Sunday, 6 November 2011
The Adventures of Tintin: The Secret of the Unicorn - Steven Spielberg (2011)
- The Adventures of Tintin: The Secret of the Unicorn is the gayest movie to appear on general release since Gus Van Sant's Milk.
- Whether Tintin is gay is a facetious question, like whether or not Lady Macbeth has children. Outside certain obscure hentai Tintin is absolutely sexless. But the informing principle of this film, and of all Tintin stories, is gay.
- Tintin is a young man with a taste for 'adventure'. These 'adventures' always involve the pursuit of some species of MacGuffin, in this case, model ships. In fact the MacGuffins are functionally interchangeable, masks for a libidinal urge that leads Tintin, with clockwork regularity, to the docks.

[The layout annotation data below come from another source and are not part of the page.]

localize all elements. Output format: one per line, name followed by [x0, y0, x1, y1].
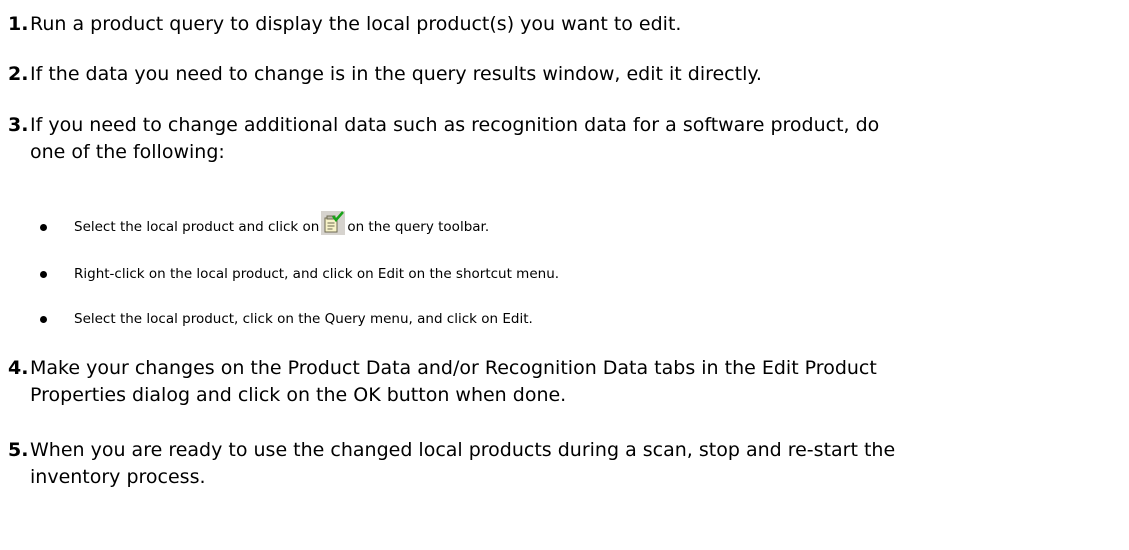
bullet-2: Right-click on the local product, and cl…: [40, 264, 559, 284]
step-text: Run a product query to display the local…: [30, 13, 682, 35]
step-number: 3.: [8, 114, 29, 136]
step-4: 4. Make your changes on the Product Data…: [8, 355, 1118, 406]
step-1: 1. Run a product query to display the lo…: [8, 11, 1118, 38]
bullet-1: Select the local product and click on on…: [40, 211, 489, 239]
step-3: 3. If you need to change additional data…: [8, 112, 1118, 163]
step-number: 1.: [8, 13, 29, 35]
edit-properties-icon[interactable]: [321, 211, 346, 235]
step-text: Make your changes on the Product Data an…: [30, 357, 877, 406]
step-5: 5. When you are ready to use the changed…: [8, 437, 1118, 488]
bullet-dot: [40, 315, 47, 323]
help-document: 1. Run a product query to display the lo…: [0, 0, 1129, 550]
bullet-dot: [40, 223, 47, 231]
bullet-3: Select the local product, click on the Q…: [40, 309, 533, 329]
step-2: 2. If the data you need to change is in …: [8, 61, 1118, 88]
step-number: 5.: [8, 439, 29, 461]
step-number: 4.: [8, 357, 29, 379]
bullet-dot: [40, 270, 47, 278]
step-text: When you are ready to use the changed lo…: [30, 439, 896, 488]
step-text: If you need to change additional data su…: [30, 114, 880, 163]
step-number: 2.: [8, 63, 29, 85]
step-text: If the data you need to change is in the…: [30, 63, 762, 85]
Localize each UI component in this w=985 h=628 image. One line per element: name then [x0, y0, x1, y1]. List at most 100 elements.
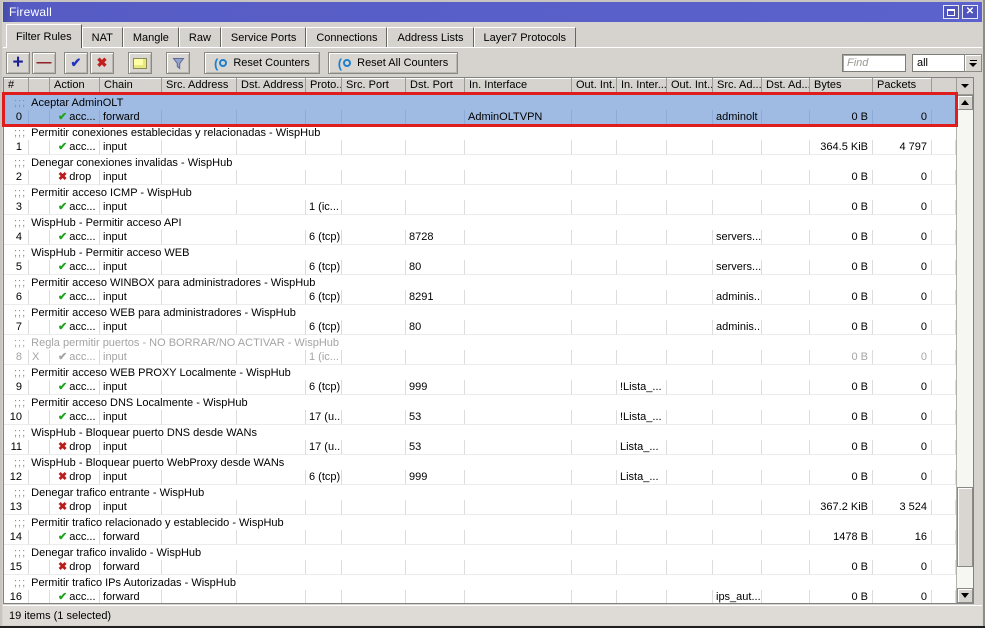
rule-row[interactable]: 13✖dropinput367.2 KiB3 524 [4, 500, 956, 515]
firewall-window: Firewall ✕ Filter Rules NAT Mangle Raw S… [0, 0, 985, 628]
column-header[interactable]: Action [50, 78, 100, 94]
comment-row[interactable]: ;;;Permitir acceso WEB PROXY Localmente … [4, 365, 956, 380]
tab-connections[interactable]: Connections [306, 27, 387, 47]
close-button[interactable]: ✕ [962, 5, 978, 19]
column-header[interactable]: Out. Int... [667, 78, 713, 94]
column-header[interactable]: In. Inter... [617, 78, 667, 94]
rule-row[interactable]: 16✔acc...forwardips_aut...0 B0 [4, 590, 956, 603]
rule-row[interactable]: 0✔acc...forwardAdminOLTVPNadminolt0 B0 [4, 110, 956, 125]
comment-row[interactable]: ;;;WispHub - Bloquear puerto DNS desde W… [4, 425, 956, 440]
comment-row[interactable]: ;;;Regla permitir puertos - NO BORRAR/NO… [4, 335, 956, 350]
cell-src-port [342, 320, 406, 335]
scrollbar-up-button[interactable] [957, 95, 973, 110]
rule-row[interactable]: 10✔acc...input17 (u...53!Lista_...0 B0 [4, 410, 956, 425]
column-header[interactable]: Out. Int... [572, 78, 617, 94]
comment-row[interactable]: ;;;Denegar conexiones invalidas - WispHu… [4, 155, 956, 170]
tab-raw[interactable]: Raw [179, 27, 221, 47]
rule-row[interactable]: 14✔acc...forward1478 B16 [4, 530, 956, 545]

- Whenever he visits the docks Tintin is inevitably cornered by two or three heavily-built men and either chloroformed or assaulted with a phallic object like a rubber blackjack or cosh. Very often he awakes to find himself bound, and gagged. You'd think, under the circumstances, he might just avoid docks and shipyards. But oh no.
- When the John Williams score kicks in over the seaplane taking off from the crest of a wave you may well be aware of the sensation of your buttons being firmly pushed. This won't stopped them being pushed.
- What about that scene where Tintin is thrown violently around a cabin filled with sailors while Captain Haddock watches from the doorway? In fact, by that point you've probably started to think of the film as a really intense gay porno for children. But don't worry, all the sex has been substituted for 'adventure'.
- Georges Prosper Remi, or Hergé, gets a good deal of stick for being a sinister fascist, not just because he was a keen scout, but because during the occupation of Belgium the Tintin strip appeared in the Nazi-controlled paper, Le Soir. And it's not like the stereotyping of black people, Arabs, South Americans, Russians and Jews was limited to that period of his career either. Spielberg has had the rights to Tintin since the 80s - but he probably had to make Schindler's List first didn't he?
- Tintin's best friends are his toy terrier, a hairy alcoholic and two moustachioed, co-habiting bachelors. There's nothing to see here.*
- In modern gay argot the word for a beefy, hirsute gay man is a 'bear', the word for a correspondingly lithe, ectomorphic and hairless gay man is a 'twink' or 'chicken'.
- The only woman in Tintin is the opera singer Bianca Castafiore. She is a comic character, distinguished by her high-pitched voice, a female secondary sexual characteristic which all the other characters find intolerable.